第二天段子矜醒來時,對著空無一人的床愣了好久。
江臨推門進來,就看到她滿臉失神的樣子,他眉峰擰緊,長腿邁到她身邊,“怎麼了?”
聽到他這一聲低靄的呼喚,段子矜如夢初醒般抬頭,正對上男人不悅的眉眼。
她沒多想,勾著他的脖子就抱了上去。
男人亦是扣住她柔軟的腰,低眉瞧著她在自己懷裡輕顫,眉宇間的褶皺愈發深邃,沉聲道:“說話,怎麼了!”

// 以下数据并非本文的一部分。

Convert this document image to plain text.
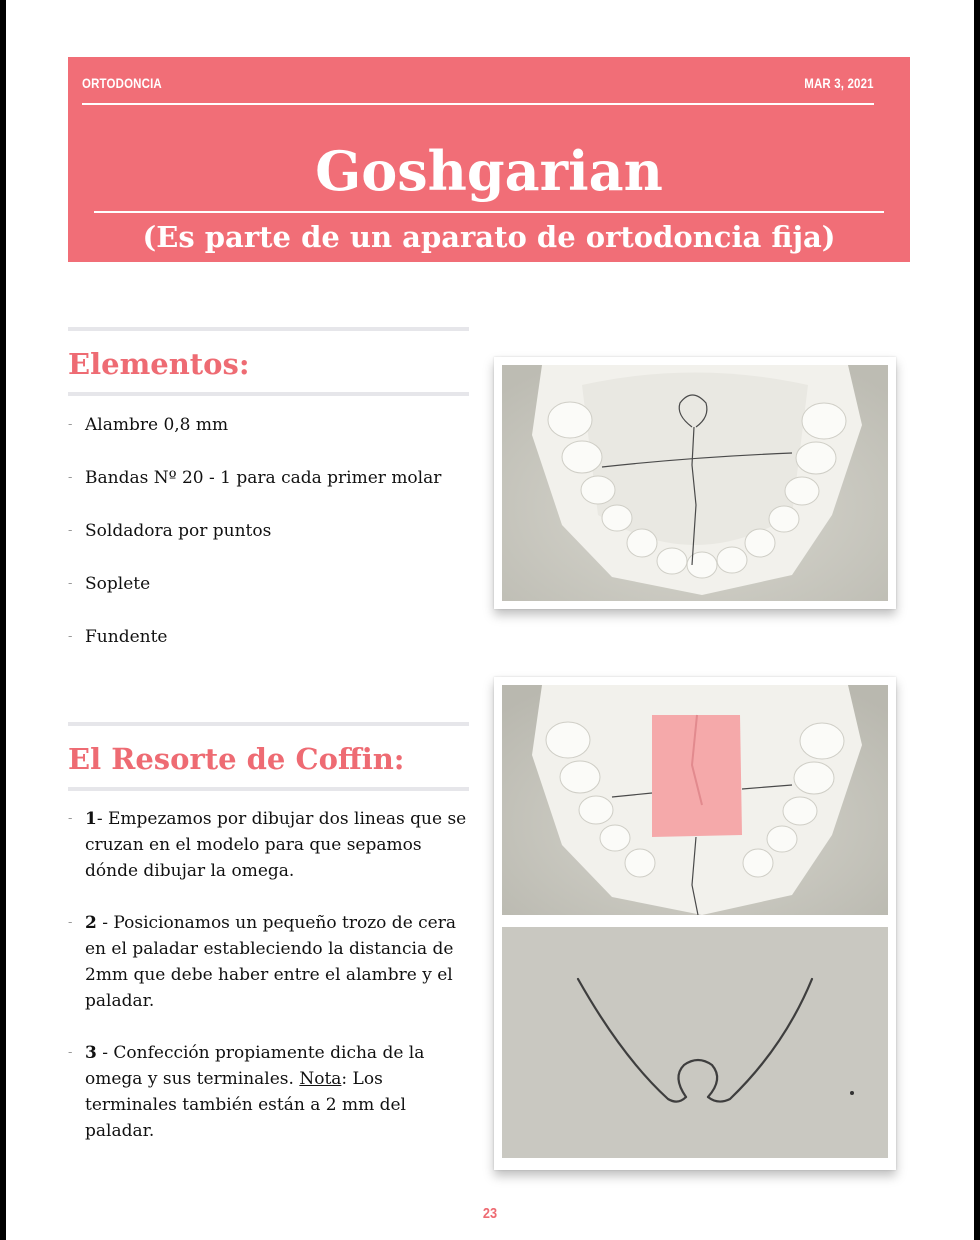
ORTODONCIA	MAR 3, 2021
Goshgarian
(Es parte de un aparato de ortodoncia fija)
Elementos:
- Alambre 0,8 mm
- Bandas Nº 20 - 1 para cada primer molar
- Soldadora por puntos
- Soplete
- Fundente
El Resorte de Coffin:
- 1- Empezamos por dibujar dos lineas que se cruzan en el modelo para que sepamos dónde dibujar la omega.
- 2 - Posicionamos un pequeño trozo de cera en el paladar estableciendo la distancia de 2mm que debe haber entre el alambre y el paladar.
- 3 - Confección propiamente dicha de la omega y sus terminales. Nota: Los terminales también están a 2 mm del paladar.
23
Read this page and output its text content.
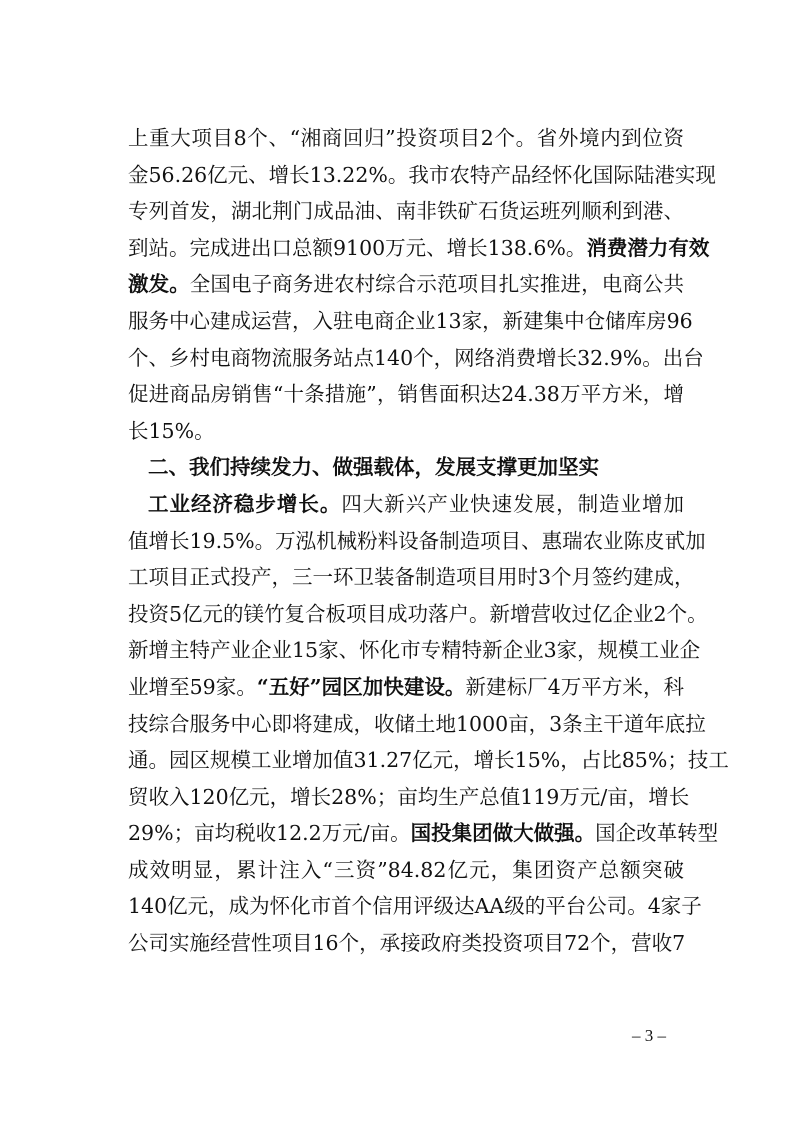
上重大项目8个、“湘商回归”投资项目2个。省外境内到位资
金56.26亿元、增长13.22%。我市农特产品经怀化国际陆港实现
专列首发，湖北荆门成品油、南非铁矿石货运班列顺利到港、
到站。完成进出口总额9100万元、增长138.6%。消费潜力有效
激发。全国电子商务进农村综合示范项目扎实推进，电商公共
服务中心建成运营，入驻电商企业13家，新建集中仓储库房96
个、乡村电商物流服务站点140个，网络消费增长32.9%。出台
促进商品房销售“十条措施”，销售面积达24.38万平方米，增
长15%。
二、我们持续发力、做强载体，发展支撑更加坚实
工业经济稳步增长。四大新兴产业快速发展，制造业增加
值增长19.5%。万泓机械粉料设备制造项目、惠瑞农业陈皮甙加
工项目正式投产，三一环卫装备制造项目用时3个月签约建成，
投资5亿元的镁竹复合板项目成功落户。新增营收过亿企业2个。
新增主特产业企业15家、怀化市专精特新企业3家，规模工业企
业增至59家。“五好”园区加快建设。新建标厂4万平方米，科
技综合服务中心即将建成，收储土地1000亩，3条主干道年底拉
通。园区规模工业增加值31.27亿元，增长15%，占比85%；技工
贸收入120亿元，增长28%；亩均生产总值119万元/亩，增长
29%；亩均税收12.2万元/亩。国投集团做大做强。国企改革转型
成效明显，累计注入“三资”84.82亿元，集团资产总额突破
140亿元，成为怀化市首个信用评级达AA级的平台公司。4家子
公司实施经营性项目16个，承接政府类投资项目72个，营收7
– 3 –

段子矜委屈地嘴一扁,褐瞳裡好像有點盈亮的水光,“我以為你又走了。”
我以為你又走了。
男人的心好像被什麼東西驀地射穿,緊接著,又窒息得停跳了幾秒。
她大概是想起兩個月前那個晚上,他和她做完以後被周亦程急匆匆叫走,她醒來後就是空蕩蕩的房間,和爺爺突如其來的死訊,結果第二天,他卻和貝兒一起上了娛樂頭條。
那時她委身追求他,他卻對她冷漠如斯,也不知,把她傷得多深。
再後來從旁知道這些事的時候,江臨心如刀絞,她方才那空茫而失落的樣子,更好像鈍刀切割著他的手腳,斬斷了骨頭還連著筋,一下下磨礪,無法解脫的痛。

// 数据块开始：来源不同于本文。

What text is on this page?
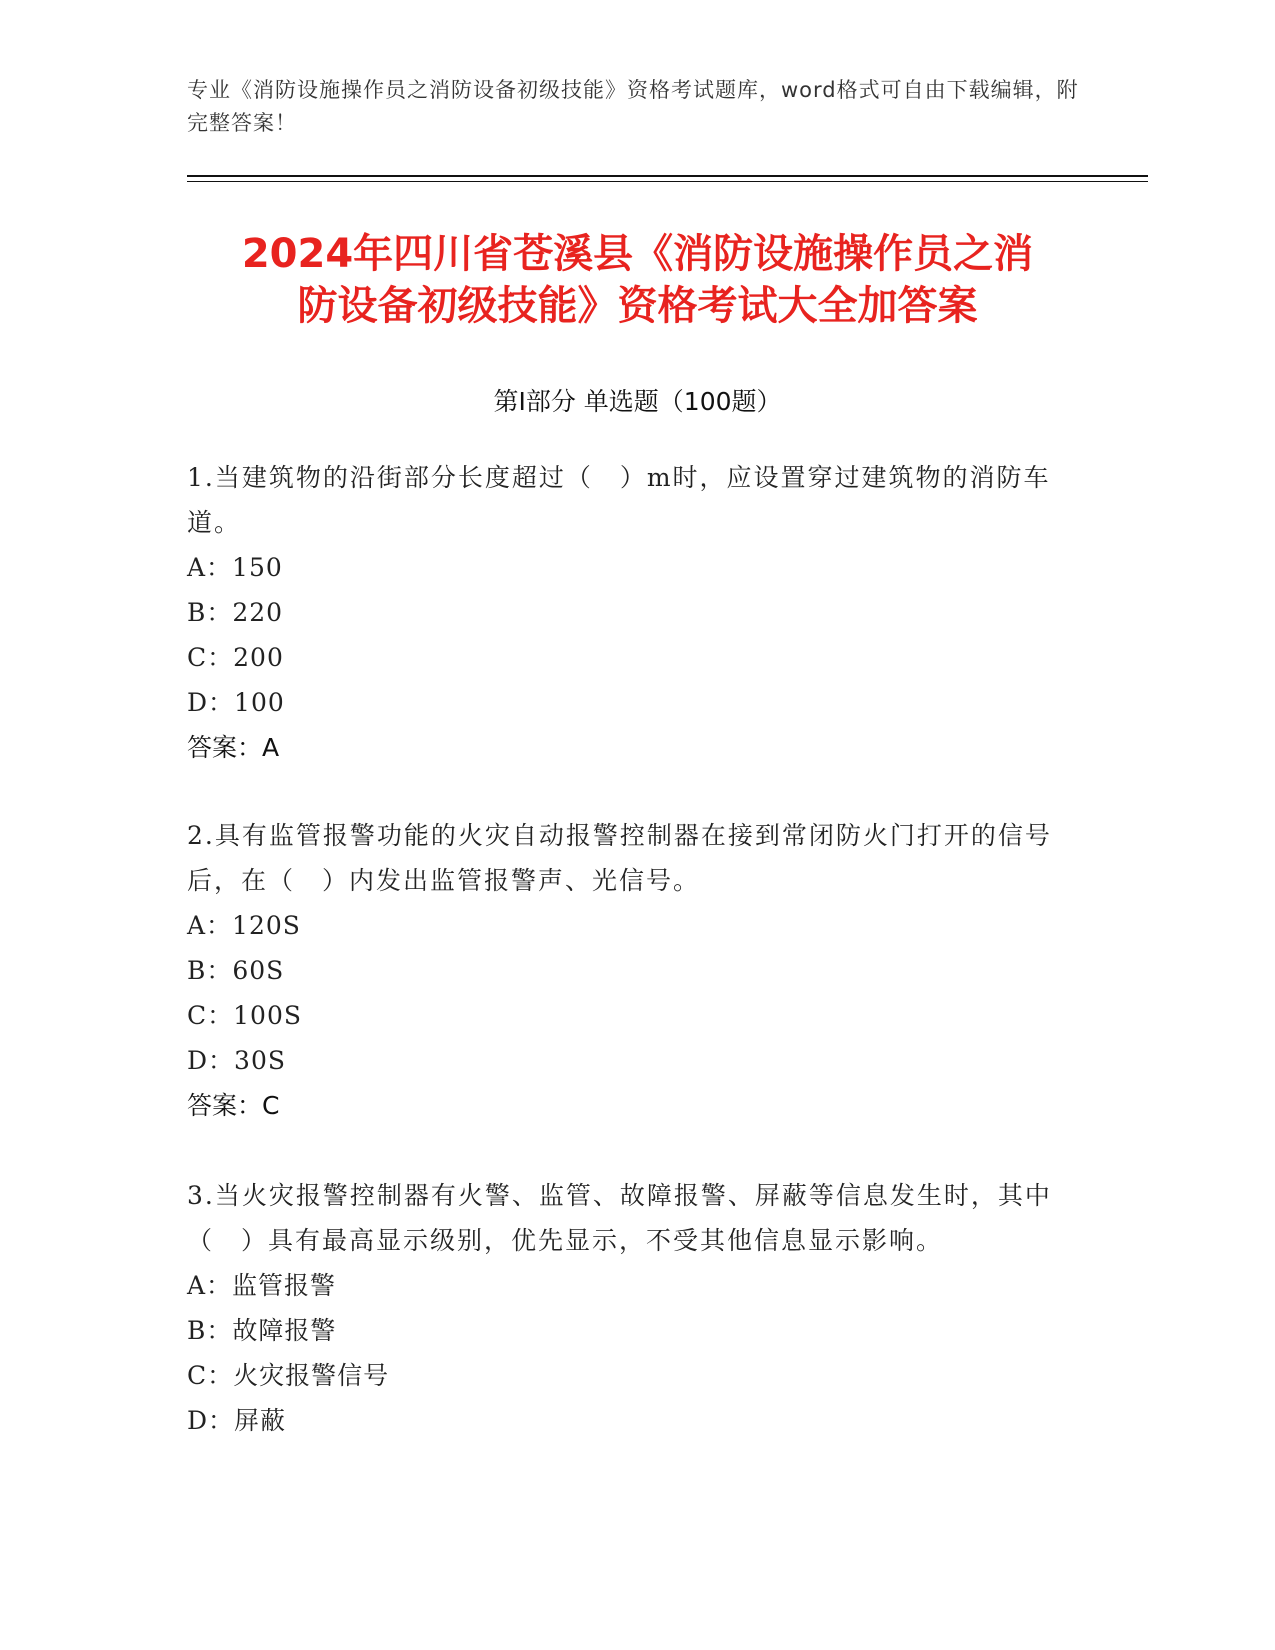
专业《消防设施操作员之消防设备初级技能》资格考试题库，word格式可自由下载编辑，附完整答案！
2024年四川省苍溪县《消防设施操作员之消
防设备初级技能》资格考试大全加答案
第Ⅰ部分 单选题（100题）
1.当建筑物的沿街部分长度超过（　）m时，应设置穿过建筑物的消防车道。
A：150
B：220
C：200
D：100
答案：A
2.具有监管报警功能的火灾自动报警控制器在接到常闭防火门打开的信号后，在（　）内发出监管报警声、光信号。
A：120S
B：60S
C：100S
D：30S
答案：C
3.当火灾报警控制器有火警、监管、故障报警、屏蔽等信息发生时，其中（　）具有最高显示级别，优先显示，不受其他信息显示影响。
A：监管报警
B：故障报警
C：火灾报警信号
D：屏蔽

他把懷裡的女人整個抱了起來,低頭在她眉間親了親,嗓音沙啞,“不會,以後再也不會。”
害怕失去的不止有他一個,她心裡比他承受的更多。
段子矜乖巧地點了下頭,江臨這才發現,她的右手從始至終都緊緊攥著,白金的鏈子垂落在空氣裡,她掌心,該是攥著那枚戒指。
男人把她放在床上,不動聲色地將她的手攤開,目光掠過她手心深深的紅痕,心臟無聲揪緊,“還早,再睡會兒?”
段子矜這才抬眼看著對面牆上的掛鐘,的確還早,才七點半。
也不知是不是魘著了,她的臉色很蒼白,配上栗色的頭髮,一深一淺的,對比很強烈,她靜靜地搖了搖頭,縱然開口說話,那聲音也靜得像是不存在,“不睡了,睡不著。”
江臨看了她片刻,揉了揉她海藻般的長髮,“那下樓陪我吃飯,嗯?”
段子矜這才慢慢找回思緒,褐色的眸子將緩緩他上下打量了個遍,嗓音還是有氣無力的,卻比剛才有條理了很多,“你這麼早起床,要出門嗎?”
江臨在她耳邊低低道:“我又沒有孕假和產假,我要工作的,江太太。”
真是做夢做傻了。段子矜顰著月眉,抬手在腦袋上打了兩下,讓自己清醒些,第三下還沒落上,手腕就被男人沒使什麼力道地擒住,他淡淡開腔:“去刷牙洗臉,下樓吃早飯,段子佩回來了。”
聽到這個名字,女人的褐瞳裡果然生出一縷縷不一樣的反應來,“他回來幹什麼?”
這語氣,好像他不該回來似的。
男人俊朗深邃的眉眼間攏起清淺到不可察覺的笑意。
看來不止他一個人覺得這個小舅子很礙眼。
段子矜對上他深藏著笑意的、沉黑如玉的狹長眼眸,一時間沒懂他在笑什麼,她起身走向浴室,還沒走出兩步就被男人攔住,“先幫我把領帶打上,我要下樓了。”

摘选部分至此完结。